Duloxetine 120 mg produced more quality-adjusted life-years compared with amitriptyline in adult patients with moderate to severe fibromyalgia in a decision analytical model.
Investigators used a Markov cohort state transition model to estimate lifetime costs and quality-adjusted life-years (QALY) associated with amitriptyline and three US Food and Drug Administration–approved fibromyalgia treatments: pregabalin, duloxetine, and milnacipran. The simulated cohort reflected patients aged 18 years or older with moderate to severe fibromyalgia and consisted predominantly of women (94.4%) with a mean age of 48.4 years.
The model incorporated treatment-specific transition probabilities from a Bayesian network meta-analysis of 36 randomized clinical trials, along with utility values and direct and indirect costs derived from published sources. The patients transitioned annually between mild, moderate, and severe pain states or mortality over a lifetime horizon.
From the US health care payer perspective, which included indirect costs such as productivity losses, duloxetine 120 mg generated more QALYs compared with amitriptyline (10.40 vs 9.99) at slightly higher lifetime cost ($115,770 vs $115,145), yielding an incremental cost-effectiveness ratio of $1,536 per QALY. At a willingness-to-pay threshold of $100,000 per QALY, duloxetine 120 mg produced an incremental net monetary benefit of $40,075 vs amitriptyline.

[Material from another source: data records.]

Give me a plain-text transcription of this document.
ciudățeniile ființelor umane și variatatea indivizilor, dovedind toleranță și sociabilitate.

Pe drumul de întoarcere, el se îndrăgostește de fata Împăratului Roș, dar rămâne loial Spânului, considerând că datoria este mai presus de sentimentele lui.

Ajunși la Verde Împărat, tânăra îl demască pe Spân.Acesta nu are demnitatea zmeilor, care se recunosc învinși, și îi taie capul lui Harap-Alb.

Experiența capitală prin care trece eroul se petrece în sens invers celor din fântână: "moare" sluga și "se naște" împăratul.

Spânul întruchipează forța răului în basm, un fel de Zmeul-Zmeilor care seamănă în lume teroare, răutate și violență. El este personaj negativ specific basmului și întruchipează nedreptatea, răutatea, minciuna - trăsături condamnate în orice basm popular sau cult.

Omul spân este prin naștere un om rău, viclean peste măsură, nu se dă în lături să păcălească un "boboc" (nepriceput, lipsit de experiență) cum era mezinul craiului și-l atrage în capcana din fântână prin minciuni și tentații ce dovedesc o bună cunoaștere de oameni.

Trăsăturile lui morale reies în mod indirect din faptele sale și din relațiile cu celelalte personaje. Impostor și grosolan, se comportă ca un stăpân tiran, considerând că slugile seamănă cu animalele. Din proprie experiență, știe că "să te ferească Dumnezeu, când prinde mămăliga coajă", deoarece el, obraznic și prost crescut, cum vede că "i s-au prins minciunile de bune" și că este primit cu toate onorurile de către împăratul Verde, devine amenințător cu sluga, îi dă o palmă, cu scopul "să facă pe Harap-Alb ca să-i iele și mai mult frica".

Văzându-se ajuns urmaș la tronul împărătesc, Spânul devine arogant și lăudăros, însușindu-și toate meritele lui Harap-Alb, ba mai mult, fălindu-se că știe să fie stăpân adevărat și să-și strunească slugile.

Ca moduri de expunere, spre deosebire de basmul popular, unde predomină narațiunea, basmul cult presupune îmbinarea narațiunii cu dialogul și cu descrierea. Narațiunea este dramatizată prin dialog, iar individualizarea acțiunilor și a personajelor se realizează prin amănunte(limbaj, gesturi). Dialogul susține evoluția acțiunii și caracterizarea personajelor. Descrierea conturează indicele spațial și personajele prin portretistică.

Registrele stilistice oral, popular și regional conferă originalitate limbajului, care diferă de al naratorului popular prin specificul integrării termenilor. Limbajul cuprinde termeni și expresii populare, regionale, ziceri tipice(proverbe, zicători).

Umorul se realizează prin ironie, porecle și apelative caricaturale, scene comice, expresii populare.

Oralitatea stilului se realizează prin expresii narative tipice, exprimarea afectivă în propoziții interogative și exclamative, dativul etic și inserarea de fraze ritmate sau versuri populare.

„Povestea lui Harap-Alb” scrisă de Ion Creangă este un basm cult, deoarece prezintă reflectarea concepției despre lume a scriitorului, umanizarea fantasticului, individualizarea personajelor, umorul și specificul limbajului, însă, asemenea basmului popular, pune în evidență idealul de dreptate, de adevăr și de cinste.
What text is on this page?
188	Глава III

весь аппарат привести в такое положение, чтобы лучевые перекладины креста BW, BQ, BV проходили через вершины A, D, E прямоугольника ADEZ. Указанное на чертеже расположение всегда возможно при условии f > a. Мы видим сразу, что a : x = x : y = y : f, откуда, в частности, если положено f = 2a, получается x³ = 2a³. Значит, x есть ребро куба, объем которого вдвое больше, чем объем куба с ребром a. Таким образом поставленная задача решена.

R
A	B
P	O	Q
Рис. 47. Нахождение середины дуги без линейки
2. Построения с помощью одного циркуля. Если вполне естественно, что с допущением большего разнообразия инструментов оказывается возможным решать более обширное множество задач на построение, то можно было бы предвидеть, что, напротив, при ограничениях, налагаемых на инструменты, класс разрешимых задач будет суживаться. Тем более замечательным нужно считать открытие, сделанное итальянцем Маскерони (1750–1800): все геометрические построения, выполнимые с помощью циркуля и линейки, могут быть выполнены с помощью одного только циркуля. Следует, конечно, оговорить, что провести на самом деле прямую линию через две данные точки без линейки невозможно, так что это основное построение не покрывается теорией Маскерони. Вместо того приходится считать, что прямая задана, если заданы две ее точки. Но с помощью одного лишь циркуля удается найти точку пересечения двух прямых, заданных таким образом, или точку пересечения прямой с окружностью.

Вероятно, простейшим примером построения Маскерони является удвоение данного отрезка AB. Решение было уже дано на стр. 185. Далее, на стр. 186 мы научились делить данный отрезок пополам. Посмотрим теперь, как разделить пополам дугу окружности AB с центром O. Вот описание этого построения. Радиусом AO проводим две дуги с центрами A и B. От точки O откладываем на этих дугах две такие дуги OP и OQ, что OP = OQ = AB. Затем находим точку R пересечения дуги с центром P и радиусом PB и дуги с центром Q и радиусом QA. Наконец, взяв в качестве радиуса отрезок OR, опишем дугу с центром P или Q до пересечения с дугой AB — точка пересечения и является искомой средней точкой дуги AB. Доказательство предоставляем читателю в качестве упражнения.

Several strategies were economically dominated, meaning they resulted in higher costs with fewer QALYs than competing options. These included pregabalin 150 mg, 300 mg, and 600 mg; duloxetine 60 mg; and both milnacipran regimens. Pregabalin 450 mg also generated fewer QALYs compared with duloxetine 120 mg despite higher lifetime cost ($117,434).
When indirect costs such as productivity losses were included, duloxetine 120 mg produced the highest QALYs (10.40) and the lowest lifetime cost ($712,910), making it cost-saving relative to amitriptyline. Pregabalin 450 mg also generated more QALYs compared with amitriptyline (10.23 vs 9.99) at lower cost ($725,782 vs $741,972), although it remained economically dominated by duloxetine 120 mg.
Sensitivity analyses showed that duloxetine 120 mg had the highest probability of being cost-effective across most willingness-to-pay thresholds, although the probability didn't exceed 55%, reflecting uncertainty in model parameters.
The investigators noted that the model didn't fully capture real-world treatment patterns such as dose adjustments or combination therapy and relied on published cost estimates that may vary across practice settings.
“These findings suggest that duloxetine 120 mg offers the greatest economic value for this patient population while highlighting the importance of accounting for societal costs in fibromyalgia treatment decisions,” wrote lead study author Sarah S. Downen, PharmD, MS, of the Department of Pharmaceutical Outcomes and Policy at the College of Pharmacy at the University of Florida, and colleagues.
The authors reported no conflicts of interest.